Seit 1974 werden Mischwasserkanalisationen mit Regenüberlaufbecken ausgestattet, um die Kläranlagen hydraulisch nicht zu überlasten und 90 % der Verschmutzung des Regenwasserabflusses von den Gewässern fernzuhalten. Seit dieser Zeit werden auch Regenrückhaltebecken ohne Überlauf errichtet, um überlastete Kanalstrecken hydraulisch zu entlasten. Eines der größten ist das Regenrückhaltebecken Oberwiesenfeld in München, das 1973 mit einem Speichervolumen von 80.000 cbm gebaut wurde, dem in der Stadt noch viele weitere bis zu einem Gesamtvolumen von 700.000 cbm (Stand 2007) folgten.
Regenrückhaltebecken Oberwiesenfeld in München, 2014. (Foto: Münchner Stadtentwässerung)

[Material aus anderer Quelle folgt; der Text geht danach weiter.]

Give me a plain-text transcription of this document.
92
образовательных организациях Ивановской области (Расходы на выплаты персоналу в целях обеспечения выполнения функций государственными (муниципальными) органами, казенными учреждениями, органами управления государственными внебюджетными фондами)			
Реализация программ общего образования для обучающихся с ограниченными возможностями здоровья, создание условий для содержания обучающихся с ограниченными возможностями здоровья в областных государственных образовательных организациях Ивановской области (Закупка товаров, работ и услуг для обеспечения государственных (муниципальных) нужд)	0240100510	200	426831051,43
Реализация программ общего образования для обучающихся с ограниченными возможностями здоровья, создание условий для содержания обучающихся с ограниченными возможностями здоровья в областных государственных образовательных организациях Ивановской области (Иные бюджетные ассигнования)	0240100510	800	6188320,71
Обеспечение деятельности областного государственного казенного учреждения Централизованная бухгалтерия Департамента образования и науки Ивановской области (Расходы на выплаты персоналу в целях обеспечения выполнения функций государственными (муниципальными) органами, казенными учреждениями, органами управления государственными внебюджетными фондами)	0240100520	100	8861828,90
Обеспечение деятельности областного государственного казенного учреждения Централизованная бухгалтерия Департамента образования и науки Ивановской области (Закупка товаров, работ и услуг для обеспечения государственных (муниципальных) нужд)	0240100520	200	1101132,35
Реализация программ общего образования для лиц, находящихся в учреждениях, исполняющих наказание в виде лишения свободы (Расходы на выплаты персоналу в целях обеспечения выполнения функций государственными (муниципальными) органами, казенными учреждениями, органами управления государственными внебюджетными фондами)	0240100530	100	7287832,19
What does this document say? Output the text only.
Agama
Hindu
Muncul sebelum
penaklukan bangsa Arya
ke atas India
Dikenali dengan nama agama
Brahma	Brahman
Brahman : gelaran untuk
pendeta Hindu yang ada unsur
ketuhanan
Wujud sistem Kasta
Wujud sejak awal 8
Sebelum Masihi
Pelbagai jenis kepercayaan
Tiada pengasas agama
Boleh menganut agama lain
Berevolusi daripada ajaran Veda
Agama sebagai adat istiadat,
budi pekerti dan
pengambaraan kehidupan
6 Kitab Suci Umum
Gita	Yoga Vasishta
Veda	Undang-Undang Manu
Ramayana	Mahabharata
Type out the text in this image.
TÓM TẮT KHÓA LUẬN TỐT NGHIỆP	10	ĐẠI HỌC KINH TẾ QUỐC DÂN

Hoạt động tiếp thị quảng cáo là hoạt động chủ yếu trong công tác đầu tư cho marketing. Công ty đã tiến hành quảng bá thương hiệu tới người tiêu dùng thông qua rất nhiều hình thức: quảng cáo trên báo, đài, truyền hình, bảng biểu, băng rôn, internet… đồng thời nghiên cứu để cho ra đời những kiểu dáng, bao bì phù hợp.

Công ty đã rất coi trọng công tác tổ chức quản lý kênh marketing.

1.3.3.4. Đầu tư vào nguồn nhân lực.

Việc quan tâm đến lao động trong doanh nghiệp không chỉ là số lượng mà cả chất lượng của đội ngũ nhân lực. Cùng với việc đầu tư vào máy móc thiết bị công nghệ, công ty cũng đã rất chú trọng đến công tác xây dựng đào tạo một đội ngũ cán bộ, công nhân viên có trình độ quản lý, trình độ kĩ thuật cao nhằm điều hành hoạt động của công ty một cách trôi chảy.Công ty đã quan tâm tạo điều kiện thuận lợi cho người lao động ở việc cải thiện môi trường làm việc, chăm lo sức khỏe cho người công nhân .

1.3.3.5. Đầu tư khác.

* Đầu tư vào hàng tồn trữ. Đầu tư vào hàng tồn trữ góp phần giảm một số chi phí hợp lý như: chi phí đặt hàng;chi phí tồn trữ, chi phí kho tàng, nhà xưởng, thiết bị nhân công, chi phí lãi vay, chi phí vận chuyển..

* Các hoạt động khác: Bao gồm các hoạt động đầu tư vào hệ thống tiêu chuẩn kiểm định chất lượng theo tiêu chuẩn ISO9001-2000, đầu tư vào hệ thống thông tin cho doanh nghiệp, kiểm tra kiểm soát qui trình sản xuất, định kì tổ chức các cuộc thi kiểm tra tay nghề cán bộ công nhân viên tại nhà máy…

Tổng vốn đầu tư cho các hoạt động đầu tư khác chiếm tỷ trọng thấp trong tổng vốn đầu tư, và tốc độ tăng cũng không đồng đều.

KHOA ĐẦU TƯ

Zu Beginn der 1980er Jahre war der flächendeckende Ausbau mit Kanalisationen und Kläranlagen in Bayern zu rund 80 % erreicht. Von den 11 Mio. Einwohnern waren 82 % an Kanalisationen und 75 % an 2.650 Kläranlagen mit einer Ausbaugröße von insgesamt 22 Mio. Einwohnerwerten (EW = Summe der Anzahl der Einwohner und der Einwohneräquivalente von Industrie und Gewerbe einschl. der jeweiligen Reserven) angeschlossen. Die technisch biologischen Kläranlagen hatten daran einen Anteil von über 90 %.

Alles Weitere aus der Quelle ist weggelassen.